Flink 2.2 introduces a new implementation that is optimized for such cases.


#### Delta Join

##### [FLINK-38495](https://issues.apache.org/jira/browse/FLINK-38495), [FLINK-38511](https://issues.apache.org/jira/browse/FLINK-38511), [FLINK-38556](https://issues.apache.org/jira/browse/FLINK-38556)

In 2.1, Apache Flink has introduced a new delta join operator to mitigate the challenges caused by
big state in regular joins. It replaces the large state maintained by regular joins with a
bidirectional lookup-based join that directly reuses data from the source tables.
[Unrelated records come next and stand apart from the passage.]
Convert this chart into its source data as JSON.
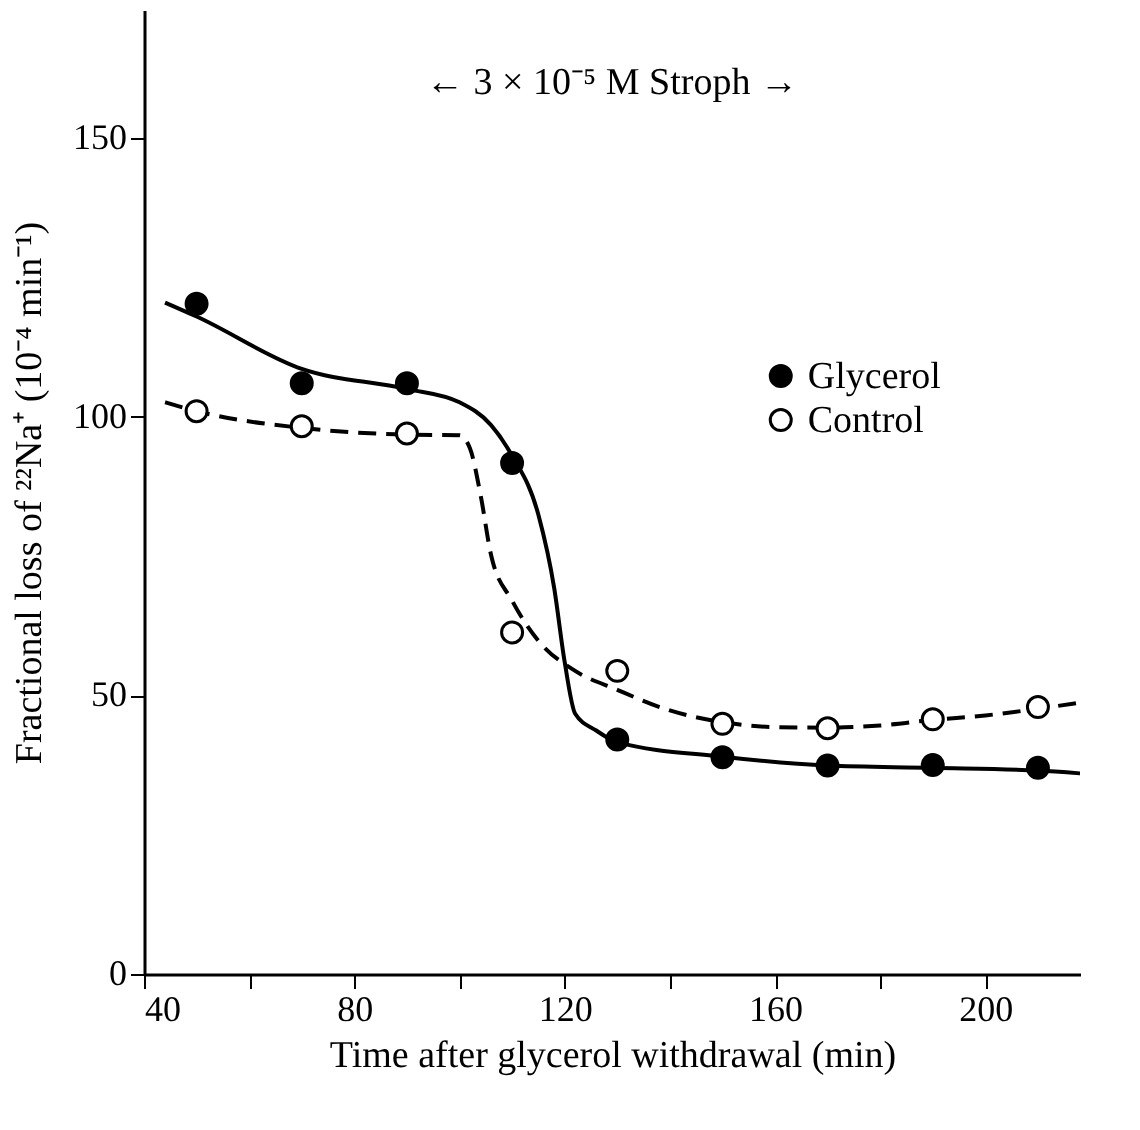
{
  "chart_data": {
    "type": "scatter",
    "xlabel": "Time after glycerol withdrawal (min)",
    "ylabel": "Fractional loss of ²²Na⁺ (10⁻⁴ min⁻¹)",
    "annotations": [
      "← 3 × 10⁻⁵ M Stroph →"
    ],
    "xlim": [
      40,
      218
    ],
    "ylim": [
      0,
      173
    ],
    "xticks": [
      40,
      {
        "value": 60,
        "label": null
      },
      80,
      {
        "value": 100,
        "label": null
      },
      120,
      {
        "value": 140,
        "label": null
      },
      160,
      {
        "value": 180,
        "label": null
      },
      200
    ],
    "yticks": [
      0,
      50,
      100,
      150
    ],
    "grid": false,
    "legend": "top right",
    "marker": "circle",
    "series": [
      {
        "type": "line",
        "color": "#000000",
        "line_style": "solid",
        "marker": "none",
        "x": [
          44,
          50,
          70,
          90,
          100,
          106,
          110,
          115,
          118,
          120,
          122,
          126,
          130,
          150,
          170,
          190,
          210,
          218
        ],
        "values": [
          120.5,
          118,
          108.6,
          105,
          102.6,
          98.5,
          93,
          82.4,
          69.3,
          56,
          46.7,
          43.7,
          41.6,
          39,
          37.4,
          37,
          36.5,
          36
        ]
      },
      {
        "type": "line",
        "color": "#000000",
        "line_style": "dashed",
        "marker": "none",
        "x": [
          44,
          50,
          70,
          90,
          100,
          102,
          104,
          106,
          110,
          115,
          122,
          130,
          140,
          150,
          160,
          170,
          180,
          190,
          200,
          210,
          218
        ],
        "values": [
          102.6,
          101,
          98,
          96.8,
          96.7,
          94.3,
          86,
          75.2,
          67,
          59.8,
          54.4,
          51,
          47.3,
          45.2,
          44.3,
          44.2,
          44.6,
          45.6,
          46.4,
          47.6,
          48.7
        ]
      },
      {
        "name": "Glycerol",
        "color": "#000000",
        "x": [
          50,
          70,
          90,
          110,
          130,
          150,
          170,
          190,
          210
        ],
        "values": [
          120.3,
          106,
          106,
          91.7,
          42.1,
          38.9,
          37.4,
          37.5,
          37
        ]
      },
      {
        "name": "Control",
        "color": "#ffffff",
        "x": [
          50,
          70,
          90,
          110,
          130,
          150,
          170,
          190,
          210
        ],
        "values": [
          101,
          98.3,
          97,
          61.3,
          54.4,
          44.9,
          44.1,
          45.7,
          47.9
        ]
      }
    ]
  }
}
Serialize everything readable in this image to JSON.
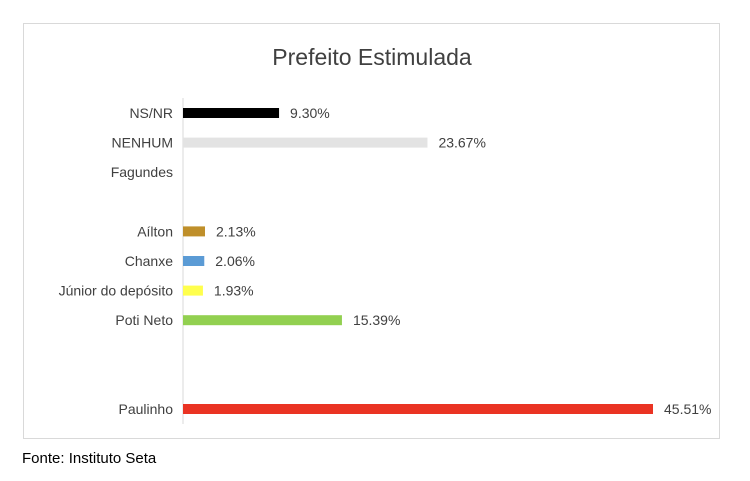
{
  "chart_data": {
    "type": "bar",
    "orientation": "horizontal",
    "title": "Prefeito Estimulada",
    "xlabel": "",
    "ylabel": "",
    "grid": false,
    "legend": "none",
    "categories": [
      "NS/NR",
      "NENHUM",
      "Fagundes",
      "",
      "Aílton",
      "Chanxe",
      "Júnior do depósito",
      "Poti Neto",
      "",
      "",
      "Paulinho"
    ],
    "values": [
      9.3,
      23.67,
      null,
      null,
      2.13,
      2.06,
      1.93,
      15.39,
      null,
      null,
      45.51
    ],
    "value_labels": [
      "9.30%",
      "23.67%",
      "",
      "",
      "2.13%",
      "2.06%",
      "1.93%",
      "15.39%",
      "",
      "",
      "45.51%"
    ],
    "colors": [
      "#000000",
      "#e3e3e3",
      "#ffffff",
      "#ffffff",
      "#bf8f2a",
      "#5b9bd5",
      "#ffff4d",
      "#92d050",
      "#ffffff",
      "#ffffff",
      "#ea3323"
    ],
    "xlim": [
      0,
      45.51
    ]
  },
  "source_note": "Fonte: Instituto Seta"
}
Flink 2.2 enhances support for converting more SQL patterns into delta joins. Delta joins now
support consuming CDC sources without DELETE operations, and allow projection and filter operations
after the source. Additionally, delta joins include support for caching, which helps reduce requests
to external storage.

See more details about the capabilities and usages of Flink's
[Delta Joins](https://nightlies.apache.org/flink/flink-docs-release-2.2/docs/dev/table/tuning/#delta-joins).

### Runtime

#### Balanced Tasks Scheduling

##### [FLINK-31757](https://issues.apache.org/jira/browse/FLINK-31757)

Introducing a balanced tasks scheduling strategy to achieve task load balancing for TMs and reducing
job bottlenecks.

See more details about the capabilities and usages of
Flink's [Balanced Tasks Scheduling](https://nightlies.apache.org/flink/flink-docs-release-2.2/docs/deployment/tasks-scheduling/balanced_tasks_scheduling/).

#### Enhanced Job History Retention Policies for HistoryServer

##### [FLINK-38229](https://issues.apache.org/jira/browse/FLINK-38229)

Before Flink 2.2, HistoryServer supports only a quantity-based job archive retention policy and
is insufficient for scenarios, requiring time-based retention or combined rules. Users can use
the new configuration `historyserver.archive.retained-ttl` combining with `historyserver.archive.retained-jobs`
to fulfill more scenario requirements.

### Connectors

#### Introduce RateLimiter for Source

##### [FLINK-38497](https://issues.apache.org/jira/browse/FLINK-38497)

Flink jobs frequently exchange data with external systems, which consumes their network bandwidth
and CPU. When these resources are scarce, pulling data too aggressively can disrupt other workloads.
In Flink 2.2, we introduce a RateLimiter interface to provide request rate limiting for Scan Sources
and connector developers can integrate with rate limiting frameworks to implement their own read
restriction strategies. This feature is currently only available in the DataStream API.

#### Balanced splits assignment

##### [FLINK-38564](https://issues.apache.org/jira/browse/FLINK-38564)

SplitEnumerator is responsible for assigning splits, but it lacks visibility into the actual runtime
status or distribution of these splits. This makes it impossible for SplitEnumerator to guarantee
that the sharding is evenly distributed, and data skew is very likely to occur. From Flink 2.2,
SplitEnumerator has the information of the splits distribution and provides the ability to evenly
assign splits at runtime.

### Python

#### Support async function in Python DataStream API

##### [FLINK-38190](https://issues.apache.org/jira/browse/FLINK-38190)

In Flink 2.2, we have added support of async function in Python DataStream API. This enables Python
users to efficiently query external services in their Flink jobs, e.g. large-sized LLM which is
typically deployed in a standalone GPU cluster, etc.

Furthermore, we have provided comprehensive support to ensure the stability of external service
access. On one hand, we support limiting the number of concurrent requests sent to the external
service to avoid overwhelming it. On the other hand, we have also added retry support to tolerate
temporary unavailability which maybe caused by network jitter or other transient issues.

### Dependency upgrades

#### Upgrade commons-lang3 to version 3.18.0

##### [FLINK-38193](https://issues.apache.org/jira/browse/FLINK-38193)

Upgrade org.apache.commons:commons-lang3 from 3.12.0 to 3.18.0 to mitigate CVE-2025-48924.